Para mim, a evidência mais forte de que o café pode ter alguns efeitos positivos independentes da cafeína vem de uma linha diferente de pesquisa. Em 2018, escrevi sobre um estudo que liga os efeitos da cafeína a um gene que afeta o metabolismo da cafeína. Aproximadamente metade das pessoas no estudo eram metabolizadores rápidos de cafeína e obtiveram um grande aumento de desempenho com a cafeína em um teste de ciclismo de 10 km. A maioria dos demais eram metabolizadores médios e obtiveram um aumento insignificante de desempenho. Os últimos 8% dos indivíduos eram metabolizadores lentos, e a cafeína, na verdade, os tornava mais lentos, talvez porque os efeitos positivos da cafeína no cérebro foram compensados pelos efeitos negativos na circulação sanguínea que persistiram por mais tempo.
Este estudo específico utilizou pílulas de cafeína, mas surgiu de uma linha anterior de pesquisa sobre os efeitos do café na saúde. Grandes estudos populacionais produziram resultados conflitantes sobre se beber muito café é bom ou ruim para você. O pesquisador da Universidade de Toronto, no Canadá, Ahmed El-Sohemy, sugeriu que isso ocorre porque os efeitos dependem de como você metaboliza a cafeína. Ele demonstrou, por exemplo, que os metabolizadores rápidos têm um risco menor de ataque cardíaco se beberem uma a três xícaras de café por dia, talvez graças a todos esses antioxidantes e polifenóis e assim por diante. Por outro lado, os metabolizadores lentos têm um risco 36% maior de ataque cardíaco se beberem duas a três xícaras de café por dia.
A implicação aqui é que, pelo menos para alguns aspectos da saúde a longo prazo, o café é bom para você, mas a cafeína é ruim para você. Os metabolizadores rápidos da cafeína eliminam a cafeína do seu sistema rapidamente, de modo que os efeitos positivos dominam. Os metabolizadores lentos mantêm a cafeína em seu sistema por mais tempo, então os efeitos negativos assumem o controle.

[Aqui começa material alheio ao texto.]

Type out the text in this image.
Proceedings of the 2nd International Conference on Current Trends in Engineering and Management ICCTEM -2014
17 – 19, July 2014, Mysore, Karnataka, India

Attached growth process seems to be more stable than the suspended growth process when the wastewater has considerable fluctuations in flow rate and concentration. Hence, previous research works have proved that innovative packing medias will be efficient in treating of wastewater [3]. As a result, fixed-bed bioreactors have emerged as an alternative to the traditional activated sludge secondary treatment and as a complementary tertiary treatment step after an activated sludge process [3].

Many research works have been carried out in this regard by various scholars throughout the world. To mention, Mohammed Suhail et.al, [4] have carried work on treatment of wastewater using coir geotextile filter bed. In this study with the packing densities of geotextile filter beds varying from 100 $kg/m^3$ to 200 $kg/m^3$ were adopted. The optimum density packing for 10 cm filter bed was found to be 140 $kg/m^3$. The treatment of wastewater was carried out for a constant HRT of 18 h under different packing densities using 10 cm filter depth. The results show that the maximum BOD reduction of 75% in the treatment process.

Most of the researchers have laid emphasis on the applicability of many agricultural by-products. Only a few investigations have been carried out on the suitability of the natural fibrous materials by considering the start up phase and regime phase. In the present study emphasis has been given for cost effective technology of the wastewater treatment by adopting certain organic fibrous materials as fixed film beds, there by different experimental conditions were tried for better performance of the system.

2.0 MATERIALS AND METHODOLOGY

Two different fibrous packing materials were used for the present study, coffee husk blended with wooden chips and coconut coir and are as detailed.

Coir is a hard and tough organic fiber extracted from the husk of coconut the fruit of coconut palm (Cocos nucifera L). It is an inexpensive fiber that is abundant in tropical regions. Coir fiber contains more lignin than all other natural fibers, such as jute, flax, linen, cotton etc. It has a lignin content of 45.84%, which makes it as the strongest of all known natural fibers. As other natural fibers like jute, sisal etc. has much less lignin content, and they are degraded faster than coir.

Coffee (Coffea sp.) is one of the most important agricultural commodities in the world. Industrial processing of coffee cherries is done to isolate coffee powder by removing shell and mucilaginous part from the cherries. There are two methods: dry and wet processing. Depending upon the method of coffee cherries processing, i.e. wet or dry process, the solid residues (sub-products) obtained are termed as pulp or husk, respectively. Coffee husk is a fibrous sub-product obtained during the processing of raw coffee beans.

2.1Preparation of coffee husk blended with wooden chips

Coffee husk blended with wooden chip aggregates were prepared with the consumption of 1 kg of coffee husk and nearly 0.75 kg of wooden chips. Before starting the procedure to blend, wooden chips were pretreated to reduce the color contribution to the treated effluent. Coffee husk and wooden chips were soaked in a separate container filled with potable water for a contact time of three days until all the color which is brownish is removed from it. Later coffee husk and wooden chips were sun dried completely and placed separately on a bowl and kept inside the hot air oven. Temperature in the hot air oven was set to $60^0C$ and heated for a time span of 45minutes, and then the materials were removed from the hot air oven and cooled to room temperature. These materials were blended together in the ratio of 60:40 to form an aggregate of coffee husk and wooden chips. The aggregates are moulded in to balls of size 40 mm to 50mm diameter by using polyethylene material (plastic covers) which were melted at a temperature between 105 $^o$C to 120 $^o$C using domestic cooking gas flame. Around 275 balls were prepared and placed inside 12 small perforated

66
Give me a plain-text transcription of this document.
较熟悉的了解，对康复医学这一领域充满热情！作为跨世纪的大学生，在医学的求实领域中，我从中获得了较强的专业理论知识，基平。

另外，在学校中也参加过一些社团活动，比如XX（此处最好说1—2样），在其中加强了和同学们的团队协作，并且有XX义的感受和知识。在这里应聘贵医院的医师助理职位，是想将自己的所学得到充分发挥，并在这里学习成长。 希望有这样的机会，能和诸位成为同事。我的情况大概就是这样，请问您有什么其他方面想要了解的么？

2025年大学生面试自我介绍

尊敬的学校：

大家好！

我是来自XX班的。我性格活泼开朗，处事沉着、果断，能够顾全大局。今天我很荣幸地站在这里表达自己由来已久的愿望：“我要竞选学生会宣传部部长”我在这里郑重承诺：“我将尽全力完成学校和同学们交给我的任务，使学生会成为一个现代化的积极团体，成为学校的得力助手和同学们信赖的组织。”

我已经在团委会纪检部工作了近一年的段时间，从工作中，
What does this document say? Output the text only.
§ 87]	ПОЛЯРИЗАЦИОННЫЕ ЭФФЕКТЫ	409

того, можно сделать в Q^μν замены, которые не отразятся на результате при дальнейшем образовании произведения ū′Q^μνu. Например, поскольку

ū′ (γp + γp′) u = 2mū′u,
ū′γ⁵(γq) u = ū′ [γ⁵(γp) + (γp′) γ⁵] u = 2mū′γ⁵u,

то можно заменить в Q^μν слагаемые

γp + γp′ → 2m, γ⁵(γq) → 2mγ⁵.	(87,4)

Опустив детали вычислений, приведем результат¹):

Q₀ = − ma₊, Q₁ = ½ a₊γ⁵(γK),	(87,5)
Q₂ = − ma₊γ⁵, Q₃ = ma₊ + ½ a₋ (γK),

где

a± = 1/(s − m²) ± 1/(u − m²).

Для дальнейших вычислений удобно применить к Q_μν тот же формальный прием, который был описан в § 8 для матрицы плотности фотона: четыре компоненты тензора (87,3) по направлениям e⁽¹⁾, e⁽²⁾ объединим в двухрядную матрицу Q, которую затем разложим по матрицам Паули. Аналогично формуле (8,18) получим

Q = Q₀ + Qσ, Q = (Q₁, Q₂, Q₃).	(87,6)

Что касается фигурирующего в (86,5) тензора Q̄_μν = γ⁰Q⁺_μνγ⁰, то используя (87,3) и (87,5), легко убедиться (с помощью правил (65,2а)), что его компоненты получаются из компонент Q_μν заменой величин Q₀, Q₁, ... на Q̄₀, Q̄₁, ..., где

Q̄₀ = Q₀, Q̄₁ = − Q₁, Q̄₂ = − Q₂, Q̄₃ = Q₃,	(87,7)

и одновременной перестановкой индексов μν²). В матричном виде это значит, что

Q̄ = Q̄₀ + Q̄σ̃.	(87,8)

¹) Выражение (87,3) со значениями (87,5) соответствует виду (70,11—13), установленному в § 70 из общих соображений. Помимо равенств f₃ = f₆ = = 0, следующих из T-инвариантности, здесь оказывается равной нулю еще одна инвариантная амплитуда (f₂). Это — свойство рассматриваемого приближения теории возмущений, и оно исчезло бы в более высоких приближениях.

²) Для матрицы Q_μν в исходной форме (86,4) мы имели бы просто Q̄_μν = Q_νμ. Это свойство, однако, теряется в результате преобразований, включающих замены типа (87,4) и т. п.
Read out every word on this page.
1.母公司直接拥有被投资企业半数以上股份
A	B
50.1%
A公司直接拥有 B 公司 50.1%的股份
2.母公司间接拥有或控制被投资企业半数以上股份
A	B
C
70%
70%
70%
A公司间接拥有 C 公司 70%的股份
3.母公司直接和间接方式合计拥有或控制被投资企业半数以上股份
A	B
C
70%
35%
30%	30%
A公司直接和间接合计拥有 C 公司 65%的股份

Um ponto-chave: numa palestra que assisti no início deste ano, El-Sohemy disse que a experiência subjetiva das pessoas sobre como a cafeína as afeta não é um bom indicador de se são metabolizadores rápidos ou lentos. (Ele dirige uma empresa que vende testes genéticos do metabolismo da cafeína, então aceite essa afirmação como vale a pena.) Minha opinião geral, então, é que o café descafeinado provavelmente contém algumas coisas boas, mas não há evidências convincentes de que ele o deixará mais rápido.
No mundo real, a principal razão pela qual a maioria dos atletas que conheço bebem café antes dos treinos e corridas é que isso os leva a “fazer o númerp 2” de forma confiável. Essa é uma discussão que a análise de Lowery não aborda, mas não é insignificante para atletas de resistência. Se esse for o seu raciocínio, então continue. Beber café também é uma rotina reconfortante e familiar para muitas pessoas. Mas se você também deseja aproveitar o poder da cafeína para aumentar o desempenho, a principal conclusão da análise é que você deve dedicar algum tempo para descobrir quanta cafeína seu café favorito contém, quanto você costuma beber e decidir se você deseja aumentar (ou diminuir!) a dose, talvez em combinação com pílulas de cafeína.